French newspaper L’Equipe reported that the International Ski Federation (FIS) will test a new team format for the combined, which has been an individual event on the Olympic program since 1988. L’Equipe reported that a nation can use a different skier for the downhill and slalom in the new setup, quoting FIS secretary general Michel Vion.

For example, the U.S. could use Breezy Johnson in the downhill run and sub her out for Mikaela Shiffrin in the slalom run, should the format be adopted into senior competition.

The format will be tested at the world junior championships in January in St.

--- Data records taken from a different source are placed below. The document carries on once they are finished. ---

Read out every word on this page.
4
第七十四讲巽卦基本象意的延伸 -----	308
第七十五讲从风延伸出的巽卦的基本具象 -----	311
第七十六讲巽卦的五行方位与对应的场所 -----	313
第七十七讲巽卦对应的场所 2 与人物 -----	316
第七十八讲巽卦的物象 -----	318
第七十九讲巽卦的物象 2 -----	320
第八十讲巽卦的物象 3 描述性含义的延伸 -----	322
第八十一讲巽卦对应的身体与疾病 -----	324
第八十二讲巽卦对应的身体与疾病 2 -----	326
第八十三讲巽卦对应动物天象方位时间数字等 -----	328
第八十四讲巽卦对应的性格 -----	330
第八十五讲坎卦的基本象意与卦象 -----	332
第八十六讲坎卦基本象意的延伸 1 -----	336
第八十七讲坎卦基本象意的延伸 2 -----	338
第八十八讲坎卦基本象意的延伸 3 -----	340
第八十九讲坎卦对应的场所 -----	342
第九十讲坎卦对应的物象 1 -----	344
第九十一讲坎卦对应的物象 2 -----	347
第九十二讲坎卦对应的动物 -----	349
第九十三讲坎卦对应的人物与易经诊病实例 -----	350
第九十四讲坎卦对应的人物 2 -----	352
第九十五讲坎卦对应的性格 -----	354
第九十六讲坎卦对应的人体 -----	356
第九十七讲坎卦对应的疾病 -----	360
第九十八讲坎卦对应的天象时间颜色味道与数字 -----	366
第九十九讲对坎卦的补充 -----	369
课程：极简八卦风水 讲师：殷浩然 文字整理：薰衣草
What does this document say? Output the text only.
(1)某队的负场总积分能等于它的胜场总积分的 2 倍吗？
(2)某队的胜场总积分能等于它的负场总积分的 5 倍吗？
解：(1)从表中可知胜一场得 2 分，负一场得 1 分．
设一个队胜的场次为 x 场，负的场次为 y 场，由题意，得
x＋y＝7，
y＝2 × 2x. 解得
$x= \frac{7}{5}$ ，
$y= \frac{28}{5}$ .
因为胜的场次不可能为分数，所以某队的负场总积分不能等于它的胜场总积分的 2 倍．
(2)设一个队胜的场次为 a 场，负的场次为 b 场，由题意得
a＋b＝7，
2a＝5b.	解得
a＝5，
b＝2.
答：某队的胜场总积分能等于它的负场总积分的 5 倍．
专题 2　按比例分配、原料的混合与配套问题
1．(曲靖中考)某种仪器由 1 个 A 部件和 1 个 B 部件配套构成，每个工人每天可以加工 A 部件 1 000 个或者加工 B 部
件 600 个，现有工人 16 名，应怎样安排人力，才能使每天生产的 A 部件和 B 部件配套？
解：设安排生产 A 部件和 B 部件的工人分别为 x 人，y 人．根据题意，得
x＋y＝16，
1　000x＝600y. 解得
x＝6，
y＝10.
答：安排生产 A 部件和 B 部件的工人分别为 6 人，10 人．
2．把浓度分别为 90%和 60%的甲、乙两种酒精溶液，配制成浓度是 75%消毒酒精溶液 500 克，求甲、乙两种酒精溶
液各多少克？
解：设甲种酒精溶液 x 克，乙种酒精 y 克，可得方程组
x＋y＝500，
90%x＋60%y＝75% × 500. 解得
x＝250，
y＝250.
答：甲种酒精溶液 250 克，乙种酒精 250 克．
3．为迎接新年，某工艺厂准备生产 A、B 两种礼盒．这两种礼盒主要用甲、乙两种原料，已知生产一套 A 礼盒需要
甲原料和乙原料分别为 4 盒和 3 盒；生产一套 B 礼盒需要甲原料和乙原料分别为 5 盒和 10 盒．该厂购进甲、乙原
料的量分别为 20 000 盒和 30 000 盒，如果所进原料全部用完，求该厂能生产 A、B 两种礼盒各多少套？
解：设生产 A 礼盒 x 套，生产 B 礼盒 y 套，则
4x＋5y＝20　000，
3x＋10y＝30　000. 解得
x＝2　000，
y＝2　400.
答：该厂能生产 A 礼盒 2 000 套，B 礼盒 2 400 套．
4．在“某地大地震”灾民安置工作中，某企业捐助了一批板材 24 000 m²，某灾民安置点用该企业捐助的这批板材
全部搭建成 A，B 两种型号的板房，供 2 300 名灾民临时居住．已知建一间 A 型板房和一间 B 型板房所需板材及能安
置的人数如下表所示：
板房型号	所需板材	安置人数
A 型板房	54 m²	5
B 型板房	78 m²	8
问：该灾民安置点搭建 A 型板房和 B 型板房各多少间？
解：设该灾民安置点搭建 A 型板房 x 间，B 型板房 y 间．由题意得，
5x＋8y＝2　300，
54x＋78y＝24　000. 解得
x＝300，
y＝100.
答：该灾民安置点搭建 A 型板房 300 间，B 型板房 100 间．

Anton, Austria, according to the report.

In response to the report, a FIS spokesperson said, “Regarding the new format of the combined is correct, and our directors are working on the rules so for the moment the only thing we can confirm is that there will be this new format for the Alpine combined that has been proposed by the athletes’ commission.”

Some version of the combined event has been provisionally included on the 2026 Olympic program, with a final IOC decision on its place coming by April.

This will be the third consecutive World Cup season with no combined events. Instead, FIS has included more parallel races in recent years. The individual combined remains on the biennial world championships program.

L’Equipe also reported that the mixed team parallel event, which is being dropped from the Olympics, will also be dropped from the biennial world championships after this season.

“There is nothing definitive about that yet, but it is a project in the making,” a FIS spokesperson said in commenting on the report.

Vion said the mixed team event, which debuted at the Olympics in 2018, was not a hit at the Beijing Games and did not draw a strong audience, according to L’Equipe.

The World Cup season starts in two weeks with the traditional opening giant slaloms in Soelden, Austria.